由良が大変なら頼れと言うが、彼女は艦娘だ。
母では……ない。
今日も何とか皆と過ごした。大丈夫だろうか?
七海は、ちゃんとお母さん、出来ているのだろうか?
仕事はしている。勉強もしている。なのに、果ては見えない。
迷宮にでも迷いこんだような気分だった。
出口の見えない世界を、ただ歩いているような感覚。
これが、愛情? 真っ暗な世界をさ迷うのが愛?
「七海、しっかりなさい!! どこ見てるの、そこは窓だって……!!」
「七海ちゃん、危ないッ!!」
――ガシャーンッ!!
「…………?」
なんで、倒れている?
ここは、何処だ? 視界が、妙に狭い。歪んでいる?
というか、身体の感覚がおかしい。
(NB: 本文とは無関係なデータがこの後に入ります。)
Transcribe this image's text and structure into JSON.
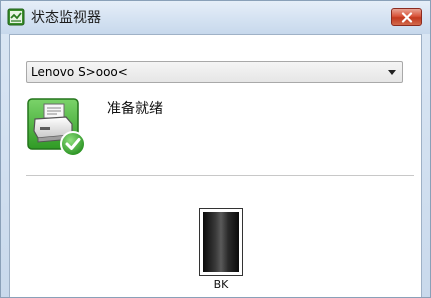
{
  "window": {
    "title": "状态监视器"
  },
  "printer_select": {
    "selected": "Lenovo S>ooo<"
  },
  "status": {
    "message": "准备就绪",
    "icon": "printer-ready-icon",
    "color": "#2e9e2e"
  },
  "toner": {
    "label": "BK",
    "level": 1.0
  },
  "colors": {
    "close_button": "#d9543b",
    "titlebar": "#d3e1f1"
  }
}
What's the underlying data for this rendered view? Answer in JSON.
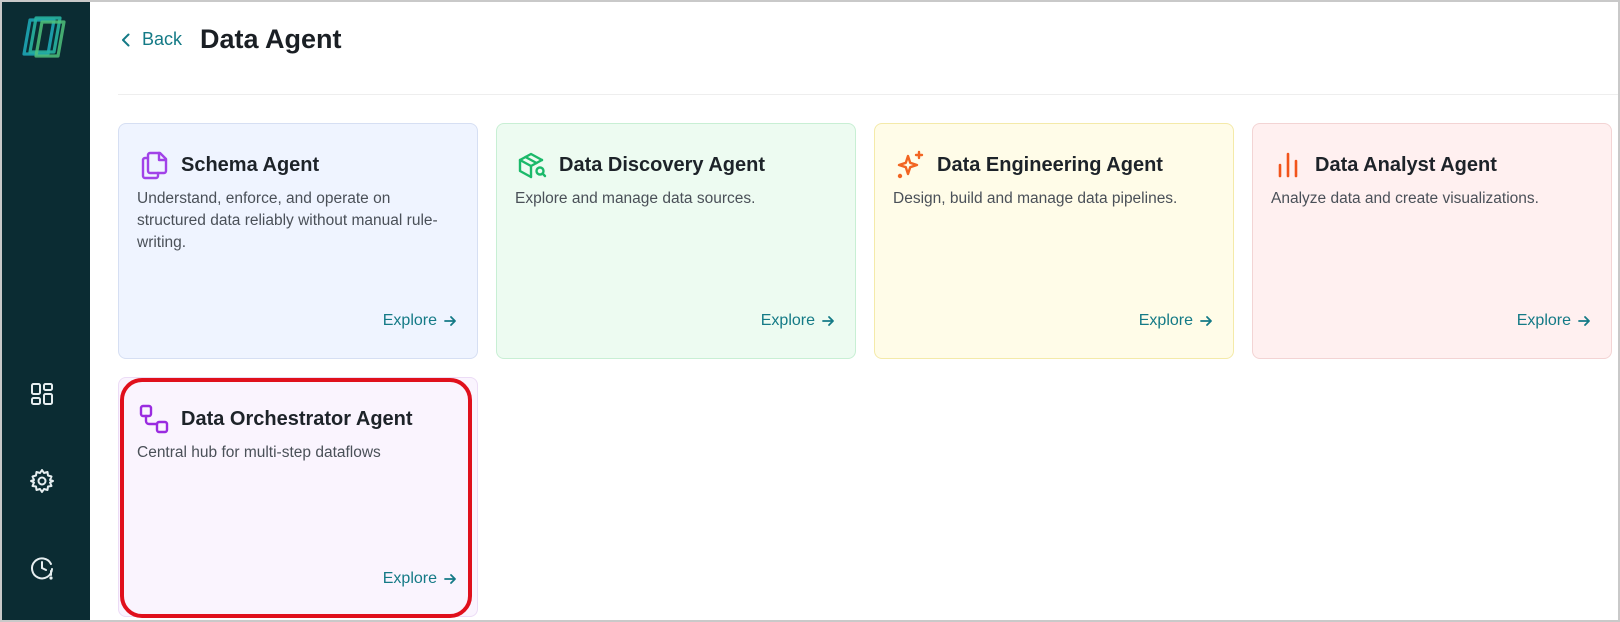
{
  "header": {
    "back_label": "Back",
    "title": "Data Agent"
  },
  "sidebar": {
    "icons": [
      "logo-icon",
      "dashboard-icon",
      "settings-gear-icon",
      "history-clock-icon"
    ]
  },
  "cards": [
    {
      "title": "Schema Agent",
      "description": "Understand, enforce, and operate on structured data reliably without manual rule-writing.",
      "action": "Explore",
      "icon": "schema-copy-icon",
      "accent": "#a142e8"
    },
    {
      "title": "Data Discovery Agent",
      "description": "Explore and manage data sources.",
      "action": "Explore",
      "icon": "package-search-icon",
      "accent": "#1bb96a"
    },
    {
      "title": "Data Engineering Agent",
      "description": "Design, build and manage data pipelines.",
      "action": "Explore",
      "icon": "sparkles-icon",
      "accent": "#f26522"
    },
    {
      "title": "Data Analyst Agent",
      "description": "Analyze data and create visualizations.",
      "action": "Explore",
      "icon": "bar-chart-icon",
      "accent": "#f2541b"
    },
    {
      "title": "Data Orchestrator Agent",
      "description": "Central hub for multi-step dataflows",
      "action": "Explore",
      "icon": "workflow-icon",
      "accent": "#9a2be0"
    }
  ],
  "colors": {
    "sidebar_bg": "#0b2c33",
    "link": "#147a86",
    "highlight": "#e0101c"
  }
}
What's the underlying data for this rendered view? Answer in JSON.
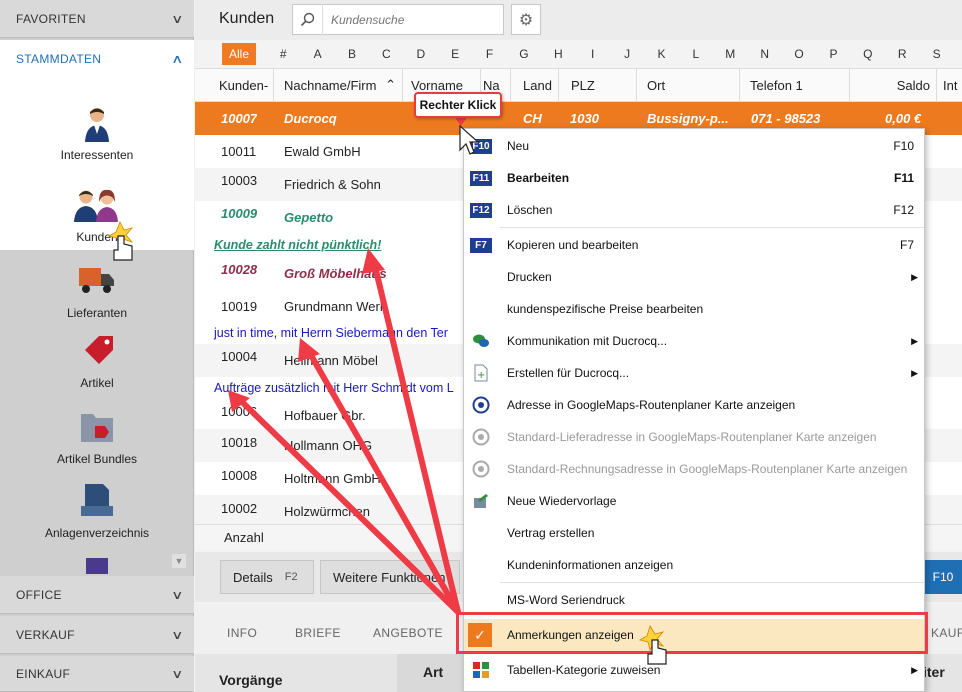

足、浮いていないか?
地面、遠くないか? なんか、痛くないか?
「あぁっ……!? 七海ちゃん、頭から血が出てるわ!!」
「バカ、なんで窓に自分から突っ込んでるのあんた!? ああ、止まりなさい落ちる……!!」
……落ちる? 何が?
「くっ!!」
……ああ、落ちてる。なんで落ちてる?
あれ、アスファルトだ。そういえば執務室、三階にあったっけ。
ってことは、なんか落ちてる。なぜ?
「七海、自殺したいのあんた!? 意識をしっかりと持ちなさい!! ほら、掴んで!!」
「……………………?」
あれ、首が苦しい。
首根っこ捕まれて、宙ぶらりん。
ここ、どこ?
「五十鈴!?」
「七海、早く……掴んで! 重たい……!! このままじゃ落ちるでしょ……!」
掴むって、何を?
「な、何今の音!?」
「古鷹! ちょっと助けて!! 七海ちゃんが落ちちゃう!」
「えぇ!?」
何だか煩いが……何が起きている?
なんだか、痛い。苦しい。辛い。あと、眠い。
ああ、急に何だか……。
意識が、遠退く……。
「七海!? 七海、しっかりして!! 七海ーーー!!」
……七海の心身が、限界を超える日は、遠くはなかった。